When the value is indexed as text, the string is tokenized into a bag of words which allows the user to efficiently query for all matches that contain one or multiple words. This is commonly referred to as full-text search.
When the value is indexed as a character string, the string is index “as-is” without any further analysis or tokenization. This facilitates queries looking for an exact character sequence match. This is commonly referred to as string search.
By default, strings are indexed as text. To make this indexing option explicit, one can define a mapping when indexing a property key as text.
graph.makeKey("booksummary").dataType(String.class).indexed("search",Vertex.class,Parameter.of(Mapping.MAPPING_PREFIX,Mapping.TEXT)).make()
This is identical to a standard property key index definition with the only addition of an extra parameter that specifies the mapping in the index – in this case Mapping.TEXT
.
When a string property is indexed as text, the string value is tokenized into a bag of tokens. The exact tokenization depends on the indexing backend and its configuration. Titan’s default tokenization splits the string on non-alphanumeric characters and removes any tokens with less than 2 characters. The tokenization used by an indexing backend may differ (e.g. stop words are removed) which can lead to minor differences in how full-text search queries are handled for modifications inside a transaction and committed data in the indexing backend.
When a string property is indexed as text, only full-text search predicates are supported in graph queries by the indexing backend. Full-text search is case-insensitive.
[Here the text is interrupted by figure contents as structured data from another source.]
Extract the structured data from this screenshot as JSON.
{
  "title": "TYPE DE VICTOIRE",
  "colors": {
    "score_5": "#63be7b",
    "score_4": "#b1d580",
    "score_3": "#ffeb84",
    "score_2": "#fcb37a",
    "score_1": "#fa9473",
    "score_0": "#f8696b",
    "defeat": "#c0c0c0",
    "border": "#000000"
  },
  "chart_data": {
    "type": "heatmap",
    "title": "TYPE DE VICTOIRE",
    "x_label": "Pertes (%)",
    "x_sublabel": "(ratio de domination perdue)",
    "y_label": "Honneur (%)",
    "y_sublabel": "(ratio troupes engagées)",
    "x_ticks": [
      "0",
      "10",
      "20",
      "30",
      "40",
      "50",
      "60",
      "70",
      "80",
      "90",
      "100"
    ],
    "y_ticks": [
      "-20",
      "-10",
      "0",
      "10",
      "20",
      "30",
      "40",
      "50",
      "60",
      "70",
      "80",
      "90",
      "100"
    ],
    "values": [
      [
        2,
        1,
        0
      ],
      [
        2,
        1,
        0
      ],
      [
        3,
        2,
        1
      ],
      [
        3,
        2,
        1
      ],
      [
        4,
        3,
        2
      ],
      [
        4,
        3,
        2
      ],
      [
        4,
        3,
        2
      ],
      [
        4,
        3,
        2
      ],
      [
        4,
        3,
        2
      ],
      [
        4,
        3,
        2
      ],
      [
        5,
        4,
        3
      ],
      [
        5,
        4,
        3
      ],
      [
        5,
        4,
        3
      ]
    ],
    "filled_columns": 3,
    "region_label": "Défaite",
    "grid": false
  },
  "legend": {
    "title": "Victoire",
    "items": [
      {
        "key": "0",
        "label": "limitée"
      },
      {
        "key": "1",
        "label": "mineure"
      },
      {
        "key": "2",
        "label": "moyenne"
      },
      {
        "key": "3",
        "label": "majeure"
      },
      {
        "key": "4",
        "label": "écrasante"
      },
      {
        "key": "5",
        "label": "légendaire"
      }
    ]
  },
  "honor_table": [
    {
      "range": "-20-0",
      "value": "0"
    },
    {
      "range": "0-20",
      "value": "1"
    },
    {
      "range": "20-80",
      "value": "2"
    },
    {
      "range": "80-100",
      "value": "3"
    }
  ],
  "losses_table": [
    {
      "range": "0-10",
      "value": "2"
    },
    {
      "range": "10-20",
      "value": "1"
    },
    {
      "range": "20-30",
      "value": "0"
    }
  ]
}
- Text.CONTAINS: is true if (at least) one word inside the text string matches the query string
- Text.CONTAINS_PREFIX: is true if (at least) one word inside the text string begins with the query string
- Text.CONTAINS_REGEX: is true if (at least) one word inside the text string matches the given regular expression
String search predicates (see below) may be used in queries, but those require filtering in memory which can be very costly.
To index string properties as character sequences without any analysis or tokenization, specify the mapping as Mapping.STRING
:
graph.makeKey("bookname").dataType(String.class).indexed("search",Vertex.class,Parameter.of(Mapping.MAPPING_PREFIX,Mapping.STRING)).make()
When a string mapping is configured, the string value is indexed and can be queried “as-is” – including stop words and non-letter characters. However, in this case the query must match the entire string value. Hence, the string mapping is useful when indexing short character sequences that are considered to be one token.
When a string property is indexed as string, only the following predicates are supported in graph queries by the indexing backend. String search is case-sensitive.
- Cmp.EQUAL: if the string is identical to the query string
- Cmp.NOT_EQUAL: if the string is different than the query string
- Text.PREFIX: if the string value starts with the given query string
- Text.REGEX: if the string value matches the given regular expression in its entirety
Full-text search predicates may be used in queries, but those require filtering in memory which can be very costly.